Generalist AI announced $400 million in new funding on Thursday, bringing the robotics startup to a $2 billion valuation and pushing its total capital raised to more than half a billion dollars.
Radical Ventures led the round. New institutional investors include 8VC, Union Square $SQ Ventures, Norwest, and Hanabi Capital. Existing backers Nvidia $NVDA and Bezos Expeditions, the investment vehicle associated with Amazon $AMZN founder Jeff Bezos, also participated. Angel investors joining the round include Xiaomi co-founder Lin Bin, AI researcher Fei-Fei Li, and Naval Ravikant, according to Bloomberg. Zoom $ZM Communications CEO Eric Yuan also contributed funds.
The company traces its origins to 2024, when veterans of Google $GOOGL DeepMind and Boston Dynamics came together to build AI models capable of driving robotic performance across varied environments and hardware configurations. Before starting Generalist AI, CEO Pete Florence held a senior scientist role at DeepMind, where his work included contributing to RT-2, an early vision-and-language robotics model, SiliconAngle reported. CTO Andrew Barry came from Boston Dynamics.
The company's latest model, GEN-1, released in April, is designed to handle dexterous physical tasks with 99% reliability across diverse assignments and at speeds up to 3 times faster than prior benchmarks, the company said. GEN-1 is also built to recover from unexpected physical situations — a gripper losing its hold, a component that won't seat properly, or material that behaves differently than anticipated.
"It starts to cross in a general way into commercial viability for very simple tasks," Pete Florence told Bloomberg, describing GEN-1 as suited to short assignments, typically under a minute, with limited variable conditions. Generalist AI has customers using the model but has not disclosed their identities.
One challenge facing the company — and the robotics industry broadly — is the scarcity of training data.
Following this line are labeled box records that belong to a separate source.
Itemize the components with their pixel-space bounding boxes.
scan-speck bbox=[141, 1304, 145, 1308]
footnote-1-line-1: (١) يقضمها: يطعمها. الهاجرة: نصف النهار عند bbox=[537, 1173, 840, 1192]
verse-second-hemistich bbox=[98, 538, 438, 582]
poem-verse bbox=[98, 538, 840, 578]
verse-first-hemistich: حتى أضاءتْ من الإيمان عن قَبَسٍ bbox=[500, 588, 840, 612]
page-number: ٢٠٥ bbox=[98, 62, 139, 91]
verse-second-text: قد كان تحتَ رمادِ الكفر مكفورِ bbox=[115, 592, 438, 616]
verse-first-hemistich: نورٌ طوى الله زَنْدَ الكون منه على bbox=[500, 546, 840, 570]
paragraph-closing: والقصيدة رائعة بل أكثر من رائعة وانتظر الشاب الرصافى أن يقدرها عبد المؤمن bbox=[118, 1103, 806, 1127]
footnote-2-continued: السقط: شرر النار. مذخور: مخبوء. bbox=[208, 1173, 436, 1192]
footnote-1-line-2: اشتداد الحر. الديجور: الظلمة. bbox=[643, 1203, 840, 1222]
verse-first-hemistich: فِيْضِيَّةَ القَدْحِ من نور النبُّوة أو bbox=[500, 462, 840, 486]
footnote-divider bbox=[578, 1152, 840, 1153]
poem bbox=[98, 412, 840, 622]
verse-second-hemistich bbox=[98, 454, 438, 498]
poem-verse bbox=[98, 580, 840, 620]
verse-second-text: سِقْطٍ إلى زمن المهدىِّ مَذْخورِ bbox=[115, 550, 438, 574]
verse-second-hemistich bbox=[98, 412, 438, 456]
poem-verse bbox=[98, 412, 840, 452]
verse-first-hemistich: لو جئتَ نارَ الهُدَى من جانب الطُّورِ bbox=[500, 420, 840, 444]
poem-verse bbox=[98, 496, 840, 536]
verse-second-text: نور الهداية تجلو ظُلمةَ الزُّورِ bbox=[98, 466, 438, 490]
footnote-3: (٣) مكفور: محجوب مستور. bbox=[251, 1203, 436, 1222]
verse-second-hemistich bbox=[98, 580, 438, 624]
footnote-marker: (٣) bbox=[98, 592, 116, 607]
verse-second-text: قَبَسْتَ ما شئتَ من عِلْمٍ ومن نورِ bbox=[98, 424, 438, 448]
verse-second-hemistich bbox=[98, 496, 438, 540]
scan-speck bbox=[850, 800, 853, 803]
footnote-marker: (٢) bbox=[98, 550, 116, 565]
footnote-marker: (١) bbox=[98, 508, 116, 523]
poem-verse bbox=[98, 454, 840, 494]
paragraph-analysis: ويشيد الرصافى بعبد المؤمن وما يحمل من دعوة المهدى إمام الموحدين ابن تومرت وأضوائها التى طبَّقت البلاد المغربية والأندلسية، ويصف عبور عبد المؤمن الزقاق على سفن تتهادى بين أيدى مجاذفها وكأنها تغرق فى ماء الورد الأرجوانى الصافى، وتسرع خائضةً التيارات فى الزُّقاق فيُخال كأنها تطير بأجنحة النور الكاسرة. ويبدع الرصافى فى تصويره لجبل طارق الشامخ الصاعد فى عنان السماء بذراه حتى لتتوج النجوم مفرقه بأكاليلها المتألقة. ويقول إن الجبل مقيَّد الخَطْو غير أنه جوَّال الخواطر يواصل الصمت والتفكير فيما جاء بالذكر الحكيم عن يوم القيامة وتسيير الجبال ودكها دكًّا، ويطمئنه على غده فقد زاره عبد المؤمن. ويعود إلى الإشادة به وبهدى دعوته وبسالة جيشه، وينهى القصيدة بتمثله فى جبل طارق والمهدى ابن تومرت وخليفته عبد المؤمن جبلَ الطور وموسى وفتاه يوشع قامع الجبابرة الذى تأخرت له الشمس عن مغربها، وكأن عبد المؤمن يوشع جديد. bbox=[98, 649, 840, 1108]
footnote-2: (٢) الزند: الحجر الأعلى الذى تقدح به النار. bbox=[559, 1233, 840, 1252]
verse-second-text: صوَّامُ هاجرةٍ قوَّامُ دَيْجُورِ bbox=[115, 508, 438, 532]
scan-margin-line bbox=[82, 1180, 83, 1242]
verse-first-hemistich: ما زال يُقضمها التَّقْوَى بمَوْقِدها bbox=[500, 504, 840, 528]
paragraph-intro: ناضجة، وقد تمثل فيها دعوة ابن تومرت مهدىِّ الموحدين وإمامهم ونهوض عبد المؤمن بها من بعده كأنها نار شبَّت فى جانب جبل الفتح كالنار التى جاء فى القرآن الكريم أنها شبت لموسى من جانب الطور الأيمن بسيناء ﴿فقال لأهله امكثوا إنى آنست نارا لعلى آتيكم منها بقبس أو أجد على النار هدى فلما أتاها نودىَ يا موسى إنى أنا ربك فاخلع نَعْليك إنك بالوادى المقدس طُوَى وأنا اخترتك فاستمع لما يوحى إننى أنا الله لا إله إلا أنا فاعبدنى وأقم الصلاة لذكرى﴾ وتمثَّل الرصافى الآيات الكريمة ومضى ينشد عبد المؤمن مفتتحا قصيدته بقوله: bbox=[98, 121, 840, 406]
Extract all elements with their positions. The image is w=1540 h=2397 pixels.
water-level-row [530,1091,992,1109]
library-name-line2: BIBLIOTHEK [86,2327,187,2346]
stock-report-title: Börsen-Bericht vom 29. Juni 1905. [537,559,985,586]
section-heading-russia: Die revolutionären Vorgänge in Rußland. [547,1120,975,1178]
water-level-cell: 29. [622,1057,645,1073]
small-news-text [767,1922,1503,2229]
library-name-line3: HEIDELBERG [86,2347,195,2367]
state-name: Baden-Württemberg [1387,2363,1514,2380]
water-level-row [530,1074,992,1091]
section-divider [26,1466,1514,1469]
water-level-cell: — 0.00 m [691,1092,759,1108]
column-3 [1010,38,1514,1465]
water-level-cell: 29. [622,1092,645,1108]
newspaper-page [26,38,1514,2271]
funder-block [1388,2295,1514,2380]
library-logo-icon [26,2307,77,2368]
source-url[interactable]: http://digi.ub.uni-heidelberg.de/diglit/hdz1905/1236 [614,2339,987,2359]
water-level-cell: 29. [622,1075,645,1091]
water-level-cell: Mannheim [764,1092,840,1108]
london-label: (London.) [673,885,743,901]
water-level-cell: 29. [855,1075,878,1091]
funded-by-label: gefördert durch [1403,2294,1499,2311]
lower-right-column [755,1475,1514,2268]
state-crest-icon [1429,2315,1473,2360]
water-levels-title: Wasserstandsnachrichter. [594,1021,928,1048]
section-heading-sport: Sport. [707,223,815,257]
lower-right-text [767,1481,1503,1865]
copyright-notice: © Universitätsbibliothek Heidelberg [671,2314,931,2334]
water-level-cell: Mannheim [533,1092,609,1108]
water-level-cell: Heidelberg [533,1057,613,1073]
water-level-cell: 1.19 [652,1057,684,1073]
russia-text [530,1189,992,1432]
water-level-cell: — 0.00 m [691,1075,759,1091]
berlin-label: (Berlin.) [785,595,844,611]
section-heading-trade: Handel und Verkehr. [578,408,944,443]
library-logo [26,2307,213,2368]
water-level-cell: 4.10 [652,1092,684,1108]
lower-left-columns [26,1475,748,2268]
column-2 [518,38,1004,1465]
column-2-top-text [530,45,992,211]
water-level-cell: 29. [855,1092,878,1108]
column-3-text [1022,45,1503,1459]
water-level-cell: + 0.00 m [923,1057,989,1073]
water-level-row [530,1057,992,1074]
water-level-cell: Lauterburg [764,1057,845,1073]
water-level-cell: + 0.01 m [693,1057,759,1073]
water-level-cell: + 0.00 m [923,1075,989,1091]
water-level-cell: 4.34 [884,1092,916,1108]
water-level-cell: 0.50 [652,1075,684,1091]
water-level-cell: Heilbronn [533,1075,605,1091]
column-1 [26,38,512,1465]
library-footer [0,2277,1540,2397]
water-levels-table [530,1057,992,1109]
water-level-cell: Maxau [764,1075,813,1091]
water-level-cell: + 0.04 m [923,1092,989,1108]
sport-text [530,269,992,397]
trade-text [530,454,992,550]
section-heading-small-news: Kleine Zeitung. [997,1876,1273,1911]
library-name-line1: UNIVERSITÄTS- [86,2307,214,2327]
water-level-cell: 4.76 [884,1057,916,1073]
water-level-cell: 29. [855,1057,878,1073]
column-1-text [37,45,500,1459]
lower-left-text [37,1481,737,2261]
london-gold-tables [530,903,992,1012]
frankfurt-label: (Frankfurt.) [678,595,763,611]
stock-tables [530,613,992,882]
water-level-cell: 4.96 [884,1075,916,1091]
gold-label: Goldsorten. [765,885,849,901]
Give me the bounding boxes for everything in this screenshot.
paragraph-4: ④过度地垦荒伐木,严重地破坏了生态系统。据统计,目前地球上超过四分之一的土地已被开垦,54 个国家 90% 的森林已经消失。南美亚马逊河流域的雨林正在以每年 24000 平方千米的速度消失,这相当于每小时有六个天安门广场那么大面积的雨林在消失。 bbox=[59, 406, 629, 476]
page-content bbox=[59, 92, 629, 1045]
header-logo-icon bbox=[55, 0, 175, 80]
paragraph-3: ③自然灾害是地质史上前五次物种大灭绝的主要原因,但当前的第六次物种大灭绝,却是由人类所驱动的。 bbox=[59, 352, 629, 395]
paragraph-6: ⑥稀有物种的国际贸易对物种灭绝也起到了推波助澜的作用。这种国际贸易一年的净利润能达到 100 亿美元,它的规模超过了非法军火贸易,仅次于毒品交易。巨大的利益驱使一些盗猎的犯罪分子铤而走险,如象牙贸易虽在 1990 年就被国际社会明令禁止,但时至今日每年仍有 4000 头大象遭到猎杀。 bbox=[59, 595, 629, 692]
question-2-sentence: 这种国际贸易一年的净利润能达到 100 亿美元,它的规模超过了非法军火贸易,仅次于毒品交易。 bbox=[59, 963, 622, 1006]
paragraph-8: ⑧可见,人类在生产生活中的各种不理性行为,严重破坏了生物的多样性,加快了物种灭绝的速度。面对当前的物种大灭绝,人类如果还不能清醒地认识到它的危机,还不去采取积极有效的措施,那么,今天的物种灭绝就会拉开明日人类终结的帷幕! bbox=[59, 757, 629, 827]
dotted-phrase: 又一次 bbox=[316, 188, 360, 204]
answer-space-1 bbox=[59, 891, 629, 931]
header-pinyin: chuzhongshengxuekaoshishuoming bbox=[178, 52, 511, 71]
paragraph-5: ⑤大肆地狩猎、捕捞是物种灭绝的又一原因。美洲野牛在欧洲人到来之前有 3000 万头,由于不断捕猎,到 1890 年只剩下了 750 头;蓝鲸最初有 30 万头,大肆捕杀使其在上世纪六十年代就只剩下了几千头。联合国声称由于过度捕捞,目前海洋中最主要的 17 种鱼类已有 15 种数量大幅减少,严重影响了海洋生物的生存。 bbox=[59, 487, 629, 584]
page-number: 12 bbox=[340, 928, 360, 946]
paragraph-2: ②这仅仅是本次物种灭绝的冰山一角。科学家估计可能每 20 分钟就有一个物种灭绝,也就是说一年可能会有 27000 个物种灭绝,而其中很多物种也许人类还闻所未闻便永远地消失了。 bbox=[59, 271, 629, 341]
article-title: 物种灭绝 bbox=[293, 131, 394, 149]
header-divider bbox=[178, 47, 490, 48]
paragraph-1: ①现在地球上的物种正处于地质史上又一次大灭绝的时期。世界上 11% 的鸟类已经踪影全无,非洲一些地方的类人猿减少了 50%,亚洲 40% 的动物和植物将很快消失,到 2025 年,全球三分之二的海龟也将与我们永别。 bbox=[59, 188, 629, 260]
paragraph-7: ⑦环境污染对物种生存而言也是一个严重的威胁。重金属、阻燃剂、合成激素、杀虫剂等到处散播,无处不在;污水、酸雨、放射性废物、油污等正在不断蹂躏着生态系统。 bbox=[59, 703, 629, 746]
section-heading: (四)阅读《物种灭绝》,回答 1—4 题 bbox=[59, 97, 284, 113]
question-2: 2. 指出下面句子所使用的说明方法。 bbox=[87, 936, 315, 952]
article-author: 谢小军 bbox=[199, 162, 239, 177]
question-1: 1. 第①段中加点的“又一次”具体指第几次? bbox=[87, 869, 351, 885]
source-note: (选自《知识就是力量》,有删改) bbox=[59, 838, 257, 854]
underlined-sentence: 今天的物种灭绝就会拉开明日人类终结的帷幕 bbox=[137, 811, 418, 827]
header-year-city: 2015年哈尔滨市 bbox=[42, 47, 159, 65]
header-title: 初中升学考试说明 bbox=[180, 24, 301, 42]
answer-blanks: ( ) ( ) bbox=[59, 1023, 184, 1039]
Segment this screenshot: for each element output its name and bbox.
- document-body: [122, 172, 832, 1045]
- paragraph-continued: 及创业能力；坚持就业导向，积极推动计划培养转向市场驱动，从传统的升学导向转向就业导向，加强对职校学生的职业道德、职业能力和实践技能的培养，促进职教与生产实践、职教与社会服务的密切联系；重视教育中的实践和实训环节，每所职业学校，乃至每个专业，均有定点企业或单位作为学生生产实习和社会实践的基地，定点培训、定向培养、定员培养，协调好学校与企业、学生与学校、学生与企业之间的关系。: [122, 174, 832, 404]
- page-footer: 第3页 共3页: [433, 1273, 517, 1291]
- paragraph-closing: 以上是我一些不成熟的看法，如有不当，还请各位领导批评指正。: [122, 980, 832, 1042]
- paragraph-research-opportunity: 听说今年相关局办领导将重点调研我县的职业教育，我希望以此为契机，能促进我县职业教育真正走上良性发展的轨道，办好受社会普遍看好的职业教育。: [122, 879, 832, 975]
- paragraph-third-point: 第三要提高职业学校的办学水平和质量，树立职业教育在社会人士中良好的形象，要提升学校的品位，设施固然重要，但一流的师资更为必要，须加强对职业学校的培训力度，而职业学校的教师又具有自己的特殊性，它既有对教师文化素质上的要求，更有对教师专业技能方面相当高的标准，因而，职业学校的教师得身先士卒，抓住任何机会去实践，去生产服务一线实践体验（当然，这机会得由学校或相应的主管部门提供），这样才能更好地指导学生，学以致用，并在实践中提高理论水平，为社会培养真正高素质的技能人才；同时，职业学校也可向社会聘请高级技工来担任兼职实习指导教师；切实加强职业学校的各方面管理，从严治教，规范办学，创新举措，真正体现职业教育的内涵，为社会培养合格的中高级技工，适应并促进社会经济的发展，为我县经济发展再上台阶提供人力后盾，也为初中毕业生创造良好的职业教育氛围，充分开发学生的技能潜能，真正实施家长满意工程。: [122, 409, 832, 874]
In response, the company developed hand-mimicking gripper devices and seeded them with contributors globally, amassing a dataset exceeding 500,000 hours of real-world robotic activity. "There's no internet of robotic data the way there's an internet for LLM data," Radical Ventures partner Rob Toews told Bloomberg.
The fundraise lands amid a broader surge of investment in physical AI. OpenAI CEO Sam Altman recently backed Alfred, a startup building software to reduce research and development timelines for robotics and automotive engineers. Meta $META acquired Assured Robot Intelligence, a startup focused on AI models for robots, to advance its humanoid robotics effort.
Generalist AI said it plans to use the new capital to develop its next generation of models, expand its data collection infrastructure, and grow its computing resources.